Most of the insects infesting cabbage will occasionally feed upon turnip. See Cabbage.
The most important aphid infesting turnip is the turnip aphid, Lipaphis erysimi. It occasionally causes considerable damage to turnips, especially rutabagas. Other aphids that sometimes infest turnip are the green peach aphid and the cabbage aphid. See the Aphid fact sheet.
Cabbage maggot, Delia radicum.
The roots and underground stems of early turnip may be tunnelled by small, legless, white maggots, which cause the plants to wilt and be stunted. This insect infests the stems of early set cabbage and other crucifers. As a rule, late-planted cabbage is not injured, but late radish and turnip may be damaged. The white maggots infest the stems just below the surface of the soil and infested plants may wilt and die. The gray flies, which look like small house flies, appear about the middle of May and the females lay eggs on the surface of the soil near the stem of the plant. There are three generations each year, and the insect overwinters as pupae in the soil.

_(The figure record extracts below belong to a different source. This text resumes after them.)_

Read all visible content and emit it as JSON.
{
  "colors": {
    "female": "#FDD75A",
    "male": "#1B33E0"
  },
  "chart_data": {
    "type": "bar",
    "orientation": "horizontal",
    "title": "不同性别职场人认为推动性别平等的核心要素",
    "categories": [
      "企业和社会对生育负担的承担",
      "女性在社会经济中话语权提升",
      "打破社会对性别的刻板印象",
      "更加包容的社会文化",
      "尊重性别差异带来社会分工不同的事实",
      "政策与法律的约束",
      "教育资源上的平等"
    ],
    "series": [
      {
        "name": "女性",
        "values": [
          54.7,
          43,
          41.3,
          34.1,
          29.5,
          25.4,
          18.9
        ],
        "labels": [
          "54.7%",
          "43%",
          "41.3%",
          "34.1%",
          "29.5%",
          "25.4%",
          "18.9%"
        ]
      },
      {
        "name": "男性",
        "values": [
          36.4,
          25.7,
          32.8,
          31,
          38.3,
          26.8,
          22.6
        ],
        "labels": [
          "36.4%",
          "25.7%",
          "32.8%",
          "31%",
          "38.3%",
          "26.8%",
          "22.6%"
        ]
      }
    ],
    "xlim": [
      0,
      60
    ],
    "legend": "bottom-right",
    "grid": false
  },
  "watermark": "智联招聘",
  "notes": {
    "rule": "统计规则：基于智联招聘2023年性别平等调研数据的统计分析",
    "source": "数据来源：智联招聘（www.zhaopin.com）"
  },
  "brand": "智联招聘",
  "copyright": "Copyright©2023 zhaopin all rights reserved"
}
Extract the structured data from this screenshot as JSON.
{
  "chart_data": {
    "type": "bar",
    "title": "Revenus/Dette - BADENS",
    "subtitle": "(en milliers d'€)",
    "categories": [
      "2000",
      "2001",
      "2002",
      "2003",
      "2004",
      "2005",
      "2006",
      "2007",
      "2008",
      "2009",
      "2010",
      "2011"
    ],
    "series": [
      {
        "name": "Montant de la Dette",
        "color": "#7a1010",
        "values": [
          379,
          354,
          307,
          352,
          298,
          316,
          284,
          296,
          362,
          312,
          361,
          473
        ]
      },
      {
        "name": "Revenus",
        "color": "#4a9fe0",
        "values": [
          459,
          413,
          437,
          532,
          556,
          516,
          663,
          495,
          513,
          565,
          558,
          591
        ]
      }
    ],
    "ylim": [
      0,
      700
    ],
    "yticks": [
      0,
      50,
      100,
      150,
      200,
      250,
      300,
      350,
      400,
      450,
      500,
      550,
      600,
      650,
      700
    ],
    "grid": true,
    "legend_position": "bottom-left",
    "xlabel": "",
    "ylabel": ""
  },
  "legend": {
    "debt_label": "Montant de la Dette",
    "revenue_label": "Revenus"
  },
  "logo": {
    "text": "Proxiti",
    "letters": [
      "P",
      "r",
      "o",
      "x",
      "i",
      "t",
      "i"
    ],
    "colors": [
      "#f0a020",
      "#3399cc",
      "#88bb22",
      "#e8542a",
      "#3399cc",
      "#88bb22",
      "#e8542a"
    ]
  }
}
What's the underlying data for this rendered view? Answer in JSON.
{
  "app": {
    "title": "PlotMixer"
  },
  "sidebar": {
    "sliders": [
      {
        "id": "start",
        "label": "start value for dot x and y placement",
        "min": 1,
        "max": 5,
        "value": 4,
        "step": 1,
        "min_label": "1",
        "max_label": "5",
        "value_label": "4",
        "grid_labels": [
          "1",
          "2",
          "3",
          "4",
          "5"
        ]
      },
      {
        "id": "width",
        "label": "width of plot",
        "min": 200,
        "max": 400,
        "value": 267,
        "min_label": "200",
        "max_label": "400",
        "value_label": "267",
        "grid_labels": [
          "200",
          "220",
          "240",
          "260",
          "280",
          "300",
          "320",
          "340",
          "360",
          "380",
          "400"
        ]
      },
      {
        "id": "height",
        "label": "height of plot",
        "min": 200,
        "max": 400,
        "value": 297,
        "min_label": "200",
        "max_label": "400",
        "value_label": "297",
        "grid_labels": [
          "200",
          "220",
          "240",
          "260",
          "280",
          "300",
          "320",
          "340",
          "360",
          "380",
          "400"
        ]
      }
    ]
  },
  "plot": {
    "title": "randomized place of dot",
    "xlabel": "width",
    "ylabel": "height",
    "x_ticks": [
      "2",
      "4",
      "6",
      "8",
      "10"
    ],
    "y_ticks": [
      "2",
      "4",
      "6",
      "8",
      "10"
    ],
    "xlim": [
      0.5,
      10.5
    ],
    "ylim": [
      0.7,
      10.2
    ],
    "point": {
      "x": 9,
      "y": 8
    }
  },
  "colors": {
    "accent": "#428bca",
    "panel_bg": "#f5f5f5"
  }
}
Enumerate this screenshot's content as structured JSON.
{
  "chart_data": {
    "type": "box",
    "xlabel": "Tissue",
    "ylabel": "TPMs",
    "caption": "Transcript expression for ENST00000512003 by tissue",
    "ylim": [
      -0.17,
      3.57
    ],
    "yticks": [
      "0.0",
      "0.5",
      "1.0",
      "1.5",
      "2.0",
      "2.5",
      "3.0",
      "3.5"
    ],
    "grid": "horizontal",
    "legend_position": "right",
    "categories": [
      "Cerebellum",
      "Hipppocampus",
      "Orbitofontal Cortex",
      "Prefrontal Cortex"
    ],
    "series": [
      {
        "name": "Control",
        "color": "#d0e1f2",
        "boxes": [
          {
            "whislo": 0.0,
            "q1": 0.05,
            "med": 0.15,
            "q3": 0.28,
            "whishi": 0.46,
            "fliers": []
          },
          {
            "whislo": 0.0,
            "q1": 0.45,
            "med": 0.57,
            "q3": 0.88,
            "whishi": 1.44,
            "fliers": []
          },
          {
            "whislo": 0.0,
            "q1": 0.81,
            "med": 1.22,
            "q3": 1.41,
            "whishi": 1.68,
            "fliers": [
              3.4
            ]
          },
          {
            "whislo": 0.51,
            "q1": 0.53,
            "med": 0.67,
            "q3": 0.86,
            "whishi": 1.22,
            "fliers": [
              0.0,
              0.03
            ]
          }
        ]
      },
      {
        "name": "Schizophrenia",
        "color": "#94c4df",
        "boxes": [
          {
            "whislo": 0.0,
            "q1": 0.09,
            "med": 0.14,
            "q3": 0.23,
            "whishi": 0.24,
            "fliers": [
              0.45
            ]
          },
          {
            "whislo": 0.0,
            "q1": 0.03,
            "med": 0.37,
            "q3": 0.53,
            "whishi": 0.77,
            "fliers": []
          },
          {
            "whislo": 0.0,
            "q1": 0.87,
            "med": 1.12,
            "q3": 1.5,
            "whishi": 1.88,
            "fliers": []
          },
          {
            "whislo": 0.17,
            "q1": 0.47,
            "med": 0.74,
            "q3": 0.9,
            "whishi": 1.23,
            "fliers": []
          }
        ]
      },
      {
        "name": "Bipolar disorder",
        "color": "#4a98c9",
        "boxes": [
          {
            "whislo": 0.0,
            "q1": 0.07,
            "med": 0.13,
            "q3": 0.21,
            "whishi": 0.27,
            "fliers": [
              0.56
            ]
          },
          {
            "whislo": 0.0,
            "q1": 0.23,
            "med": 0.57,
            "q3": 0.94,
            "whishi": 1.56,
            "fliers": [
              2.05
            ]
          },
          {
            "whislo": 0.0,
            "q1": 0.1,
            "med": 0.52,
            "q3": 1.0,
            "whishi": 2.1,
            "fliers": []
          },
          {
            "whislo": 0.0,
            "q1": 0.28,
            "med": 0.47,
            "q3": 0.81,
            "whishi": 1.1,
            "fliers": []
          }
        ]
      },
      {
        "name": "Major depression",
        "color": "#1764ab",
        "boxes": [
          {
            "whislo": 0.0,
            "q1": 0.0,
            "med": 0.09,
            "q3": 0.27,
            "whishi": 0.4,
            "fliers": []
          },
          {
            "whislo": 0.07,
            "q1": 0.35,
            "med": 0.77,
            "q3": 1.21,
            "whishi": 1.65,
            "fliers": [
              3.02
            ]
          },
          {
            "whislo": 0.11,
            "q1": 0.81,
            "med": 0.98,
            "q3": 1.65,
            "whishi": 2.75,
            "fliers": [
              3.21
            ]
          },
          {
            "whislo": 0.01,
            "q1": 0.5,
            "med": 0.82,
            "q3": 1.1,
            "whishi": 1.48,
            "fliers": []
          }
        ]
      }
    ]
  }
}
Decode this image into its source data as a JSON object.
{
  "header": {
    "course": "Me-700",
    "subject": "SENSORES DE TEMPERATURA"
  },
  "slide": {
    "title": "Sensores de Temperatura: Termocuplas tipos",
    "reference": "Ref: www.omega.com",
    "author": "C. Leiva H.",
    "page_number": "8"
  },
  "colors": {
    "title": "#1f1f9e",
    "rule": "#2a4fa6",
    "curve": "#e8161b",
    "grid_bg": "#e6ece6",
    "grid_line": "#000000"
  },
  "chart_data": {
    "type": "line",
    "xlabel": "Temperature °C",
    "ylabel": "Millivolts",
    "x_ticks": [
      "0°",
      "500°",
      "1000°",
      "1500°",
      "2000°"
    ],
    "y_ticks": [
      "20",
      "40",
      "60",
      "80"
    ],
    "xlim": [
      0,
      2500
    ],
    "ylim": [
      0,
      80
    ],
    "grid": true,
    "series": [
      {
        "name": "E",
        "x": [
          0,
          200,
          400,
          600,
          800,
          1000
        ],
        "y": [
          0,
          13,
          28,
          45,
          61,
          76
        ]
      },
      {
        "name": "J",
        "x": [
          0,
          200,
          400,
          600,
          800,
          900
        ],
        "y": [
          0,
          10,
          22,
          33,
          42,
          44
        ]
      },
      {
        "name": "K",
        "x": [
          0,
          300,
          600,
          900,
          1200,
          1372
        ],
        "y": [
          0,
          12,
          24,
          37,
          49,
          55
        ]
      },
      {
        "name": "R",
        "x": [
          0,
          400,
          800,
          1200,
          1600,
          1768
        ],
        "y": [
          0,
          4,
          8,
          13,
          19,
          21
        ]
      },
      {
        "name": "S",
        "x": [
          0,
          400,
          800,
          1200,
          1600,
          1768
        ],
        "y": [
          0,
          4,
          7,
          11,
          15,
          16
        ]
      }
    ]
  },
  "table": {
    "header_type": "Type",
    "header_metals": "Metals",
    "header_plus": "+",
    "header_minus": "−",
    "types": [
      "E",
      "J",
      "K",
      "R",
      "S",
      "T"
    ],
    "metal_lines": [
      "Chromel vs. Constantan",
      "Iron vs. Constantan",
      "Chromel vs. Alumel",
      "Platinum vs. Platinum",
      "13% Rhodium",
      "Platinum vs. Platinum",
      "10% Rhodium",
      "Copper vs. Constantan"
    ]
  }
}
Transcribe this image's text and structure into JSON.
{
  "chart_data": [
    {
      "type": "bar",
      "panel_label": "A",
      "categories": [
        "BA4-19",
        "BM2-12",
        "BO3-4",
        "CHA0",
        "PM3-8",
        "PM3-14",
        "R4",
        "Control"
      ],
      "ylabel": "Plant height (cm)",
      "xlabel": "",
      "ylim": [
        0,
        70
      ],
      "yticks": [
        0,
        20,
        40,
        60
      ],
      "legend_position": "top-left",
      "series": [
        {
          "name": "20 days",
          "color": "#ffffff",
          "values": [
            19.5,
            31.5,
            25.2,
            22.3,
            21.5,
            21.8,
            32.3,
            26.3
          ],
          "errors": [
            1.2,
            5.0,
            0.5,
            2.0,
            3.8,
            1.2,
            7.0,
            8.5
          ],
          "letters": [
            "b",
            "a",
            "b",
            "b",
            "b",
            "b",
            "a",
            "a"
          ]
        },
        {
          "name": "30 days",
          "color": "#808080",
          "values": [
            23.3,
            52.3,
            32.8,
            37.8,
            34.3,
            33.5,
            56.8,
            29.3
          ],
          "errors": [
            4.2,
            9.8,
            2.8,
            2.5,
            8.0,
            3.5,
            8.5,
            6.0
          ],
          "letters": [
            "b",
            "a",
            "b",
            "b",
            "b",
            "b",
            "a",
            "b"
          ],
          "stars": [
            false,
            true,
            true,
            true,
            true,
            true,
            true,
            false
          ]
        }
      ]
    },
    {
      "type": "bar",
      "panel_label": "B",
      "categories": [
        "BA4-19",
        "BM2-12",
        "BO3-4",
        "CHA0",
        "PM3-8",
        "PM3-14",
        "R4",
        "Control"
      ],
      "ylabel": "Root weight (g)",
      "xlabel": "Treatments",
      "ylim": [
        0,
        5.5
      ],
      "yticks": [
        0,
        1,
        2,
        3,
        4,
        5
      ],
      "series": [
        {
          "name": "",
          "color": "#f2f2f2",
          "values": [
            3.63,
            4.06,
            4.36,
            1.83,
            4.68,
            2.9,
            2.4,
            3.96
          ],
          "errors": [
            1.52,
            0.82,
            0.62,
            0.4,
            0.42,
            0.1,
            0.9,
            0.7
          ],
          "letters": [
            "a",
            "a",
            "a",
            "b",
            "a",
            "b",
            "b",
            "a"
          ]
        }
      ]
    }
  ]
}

Covering plants with spun-bonded row cover or other fine-mesh material can keep the adult flies from being able to lay eggs on the plants. However, be careful to rotate the planting away from the ground where plants in the cabbage family have been grown before and to bury the edges of the cover. Beneficial nematodes that attack the maggots in the soil are available. Diazinon is registered for control of cabbage maggots in Connecticut. Consult the label for dosage rates, safety precautions, and preharvest intervals. When wilting or other damage is visible, it is already too late.